Les adieux à Gerland…
« C’est plein d’émotion. Les anciens vont être là. Les 7 titres ont été à Gerland. La famille de l’OL va se déplacer à Décines. On avait besoin d’un grand stade avec le statut de l’OL. Ça va être bizarre, puisque avec certains on ne s’est pas revus depuis un moment. Ça va être un grand plaisir de revoir tout le monde… Je voulais faire mon jubilé à Gerland car c’est là que j’ai passé mes plus beaux moments en tant que joueur mais aussi en tant qu’homme. J’étais avec les gens que j’aime. Je voulais partager ça avec eux.

…et les souvenirs
Il y a eu beaucoup de bons souvenirs. Il y a le premier titre de champion.
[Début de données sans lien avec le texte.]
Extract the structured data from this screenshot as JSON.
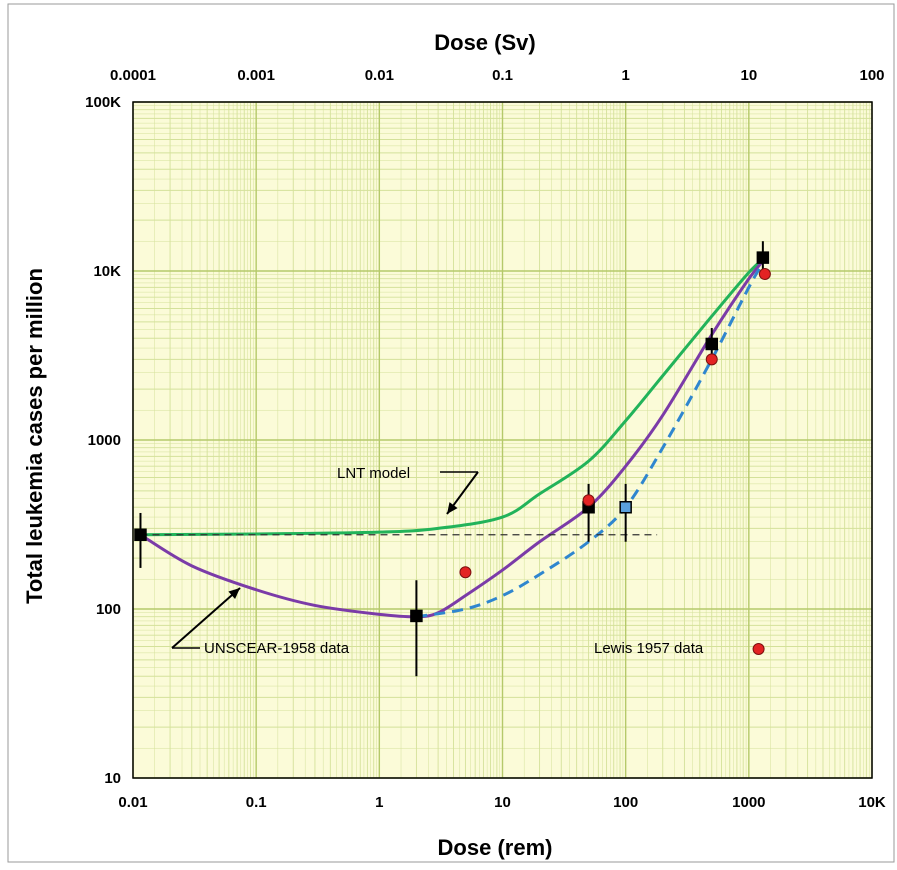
{
  "chart_data": {
    "type": "line",
    "title": "",
    "xlabel": "Dose (rem)",
    "x2label": "Dose (Sv)",
    "ylabel": "Total leukemia cases per million",
    "x_scale": "log",
    "y_scale": "log",
    "xlim": [
      0.01,
      10000
    ],
    "x2lim": [
      0.0001,
      100
    ],
    "ylim": [
      10,
      100000
    ],
    "grid": true,
    "x_tick_labels": [
      "0.01",
      "0.1",
      "1",
      "10",
      "100",
      "1000",
      "10K"
    ],
    "x2_tick_labels": [
      "0.0001",
      "0.001",
      "0.01",
      "0.1",
      "1",
      "10",
      "100"
    ],
    "y_tick_labels": [
      "10",
      "100",
      "1000",
      "10K",
      "100K"
    ],
    "colors": {
      "plot_background": "#fbfbd8",
      "grid_minor": "#d4e19a",
      "grid_major": "#b5c96a",
      "lnt": "#22b35a",
      "unscear": "#7b3ba8",
      "dashed_fit": "#2f86cf",
      "baseline": "#333333",
      "lewis_points": "#e32323"
    },
    "series": [
      {
        "style": "solid",
        "color_key": "lnt",
        "x": [
          0.0115,
          0.1,
          1,
          3,
          10,
          20,
          50,
          100,
          200,
          500,
          1000,
          1350
        ],
        "y": [
          275,
          278,
          285,
          300,
          350,
          480,
          750,
          1300,
          2400,
          5400,
          9800,
          12000
        ]
      },
      {
        "style": "solid",
        "color_key": "unscear",
        "x": [
          0.0115,
          0.03,
          0.1,
          0.3,
          1,
          2,
          3,
          5,
          10,
          20,
          50,
          100,
          200,
          500,
          1000,
          1350
        ],
        "y": [
          275,
          180,
          130,
          105,
          93,
          90,
          95,
          120,
          170,
          250,
          400,
          700,
          1400,
          4200,
          9000,
          11800
        ]
      },
      {
        "style": "dashed",
        "color_key": "dashed_fit",
        "x": [
          2,
          5,
          10,
          20,
          50,
          100,
          200,
          500,
          1000,
          1350
        ],
        "y": [
          90,
          100,
          120,
          160,
          250,
          400,
          900,
          3000,
          8000,
          11700
        ]
      },
      {
        "style": "dashed-thin",
        "color_key": "baseline",
        "x": [
          0.0115,
          180
        ],
        "y": [
          275,
          275
        ]
      }
    ],
    "unscear_points": [
      {
        "x": 0.0115,
        "y": 275,
        "err": [
          175,
          370
        ],
        "fill": "#000000"
      },
      {
        "x": 2,
        "y": 91,
        "err": [
          40,
          148
        ],
        "fill": "#000000"
      },
      {
        "x": 50,
        "y": 400,
        "err": [
          250,
          550
        ],
        "fill": "#000000"
      },
      {
        "x": 100,
        "y": 400,
        "err": [
          250,
          550
        ],
        "fill": "#5aa0dc"
      },
      {
        "x": 500,
        "y": 3700,
        "err": [
          2900,
          4600
        ],
        "fill": "#000000"
      },
      {
        "x": 1300,
        "y": 12000,
        "err": [
          9500,
          15000
        ],
        "fill": "#000000"
      }
    ],
    "lewis_points": [
      {
        "x": 5,
        "y": 165
      },
      {
        "x": 50,
        "y": 440
      },
      {
        "x": 500,
        "y": 3000
      },
      {
        "x": 1350,
        "y": 9600
      }
    ],
    "legend_marker": {
      "x": 1200,
      "y": 58
    },
    "annotations": [
      {
        "text": "LNT model",
        "id": "lnt"
      },
      {
        "text": "UNSCEAR-1958 data",
        "id": "unscear"
      },
      {
        "text": "Lewis 1957 data",
        "id": "lewis"
      }
    ]
  }
}
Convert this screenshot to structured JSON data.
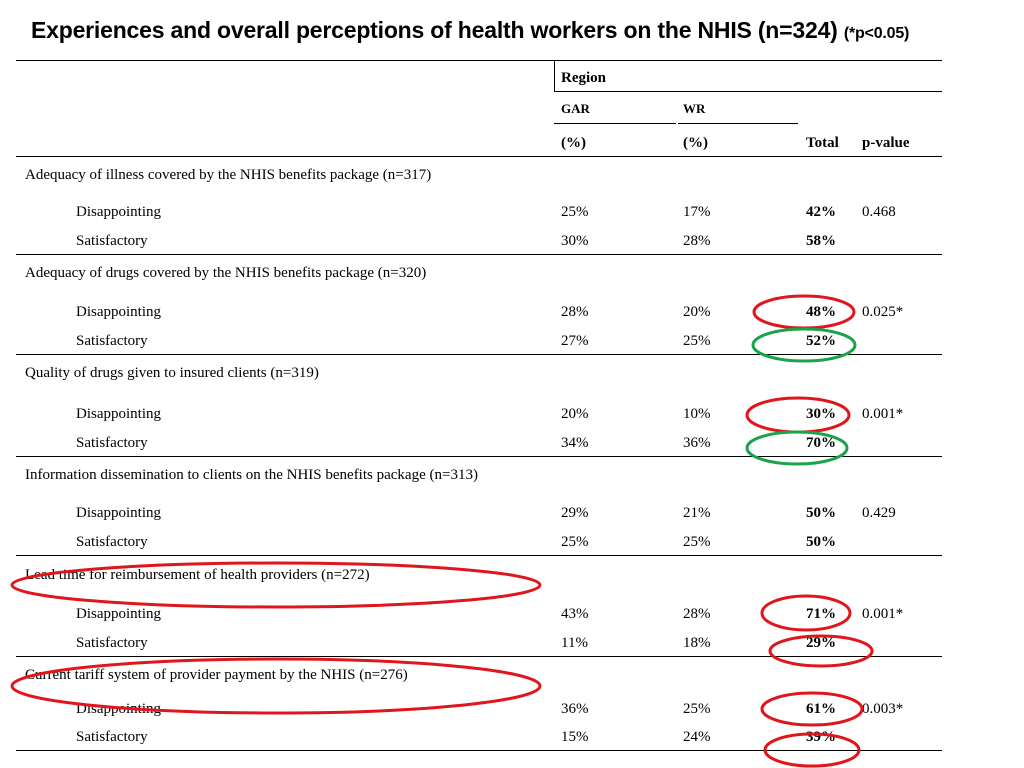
{
  "title": {
    "main": "Experiences and overall perceptions of health workers on the NHIS (n=324)",
    "significance": "(*p<0.05)"
  },
  "table": {
    "header": {
      "region": "Region",
      "gar": "GAR",
      "wr": "WR",
      "gar_unit": "(%)",
      "wr_unit": "(%)",
      "total": "Total",
      "pvalue": "p-value"
    },
    "sections": [
      {
        "title": "Adequacy of illness covered by the NHIS benefits package (n=317)",
        "rows": [
          {
            "label": "Disappointing",
            "gar": "25%",
            "wr": "17%",
            "total": "42%",
            "p": "0.468"
          },
          {
            "label": "Satisfactory",
            "gar": "30%",
            "wr": "28%",
            "total": "58%",
            "p": ""
          }
        ]
      },
      {
        "title": "Adequacy of drugs covered by the NHIS benefits package (n=320)",
        "rows": [
          {
            "label": "Disappointing",
            "gar": "28%",
            "wr": "20%",
            "total": "48%",
            "p": "0.025*"
          },
          {
            "label": "Satisfactory",
            "gar": "27%",
            "wr": "25%",
            "total": "52%",
            "p": ""
          }
        ]
      },
      {
        "title": "Quality of drugs given to insured clients (n=319)",
        "rows": [
          {
            "label": "Disappointing",
            "gar": "20%",
            "wr": "10%",
            "total": "30%",
            "p": "0.001*"
          },
          {
            "label": "Satisfactory",
            "gar": "34%",
            "wr": "36%",
            "total": "70%",
            "p": ""
          }
        ]
      },
      {
        "title": "Information dissemination to clients on the NHIS benefits package (n=313)",
        "rows": [
          {
            "label": "Disappointing",
            "gar": "29%",
            "wr": "21%",
            "total": "50%",
            "p": "0.429"
          },
          {
            "label": "Satisfactory",
            "gar": "25%",
            "wr": "25%",
            "total": "50%",
            "p": ""
          }
        ]
      },
      {
        "title": "Lead time for reimbursement of health providers (n=272)",
        "rows": [
          {
            "label": "Disappointing",
            "gar": "43%",
            "wr": "28%",
            "total": "71%",
            "p": "0.001*"
          },
          {
            "label": "Satisfactory",
            "gar": "11%",
            "wr": "18%",
            "total": "29%",
            "p": ""
          }
        ]
      },
      {
        "title": "Current tariff  system of provider payment by the NHIS (n=276)",
        "rows": [
          {
            "label": "Disappointing",
            "gar": "36%",
            "wr": "25%",
            "total": "61%",
            "p": "0.003*"
          },
          {
            "label": "Satisfactory",
            "gar": "15%",
            "wr": "24%",
            "total": "39%",
            "p": ""
          }
        ]
      }
    ]
  },
  "annotation_colors": {
    "negative": "#e0161d",
    "positive": "#1aa34a"
  }
}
C’était quelque chose de très fort entre les joueurs, le staff, le public. C’était le premier. On ne pouvait pas perdre le titre à la maison. On a réalisé le rêve de toute une ville et un club. On n’a pas dormi pendant trois jours… Il y a aussi le match de Bruges où il fallait remonter trois buts. J’avais marqué un triplé. C’est un des seuls matchs où j’ai pensé à moi. On avait perdu 4 à 1 à l’aller. Je me suis préparé pour gagner le match. C’était à moi de qualifier l’équipe. L’objectif était atteint. J’ai été égoïste et ça a marché... Je suis parti peut-être un peu trop tôt de l’OL. J’ai marqué 94 buts mais je l’ai su après mon départ à Villareal. C’est un regret de ne pas avoir atteint la barre des 100 buts.

Le match d’Angers
Il faut gagner. C’est difficile car il y a la pression du résultat. Il faut finir en beauté et retrouver de la confiance dans le groupe. A Nantes, c’est bien on n’a pas pris de but. On a retrouvé de la confiance, c’était important avant ce dernier match… Angers joue bien au ballon. Ils n’ont pas de pression.

Les difficultés du moment
Il y a eu pas mal de blessures. Si on a l’équipe-type, on passe en Ligue des Champions. Hubert Fournier ne peut jamais mettre son équipe. Il y a eu aussi beaucoup de changements donc l’intégration est plus compliquée. Il y a la blessure de Fekir. C’était le joueur le plus important. Ça peut expliquer aussi la baisse de régime de Lacazette. Il y a eu le problème de son contrat, de la communication… Alex n’a plus les automatismes qu’il avait la saison passée avec Fekir, Njie… L’OL n’a pas forcément les joueurs pour jouer en 4-3-3… Il ne faut pas s’inquiéter. On va récupérer des blessés et la seconde partie de la saison sera intéressante. Il faut finir à la deuxième place. On ne peut pas se battre avec Paris.

L’ambiance dans le vestiaire
Il n’y a pas un journaliste qui vit dans le vestiaire. On ne peut pas parler sur quelque chose qu’on ne voit pas. On peut analyser ce qu’il se passe sur le terrain. Il faut faire attention. Tout ce qu’il se passe dans le vestiaire doit y rester. Seul le coach doit parler ».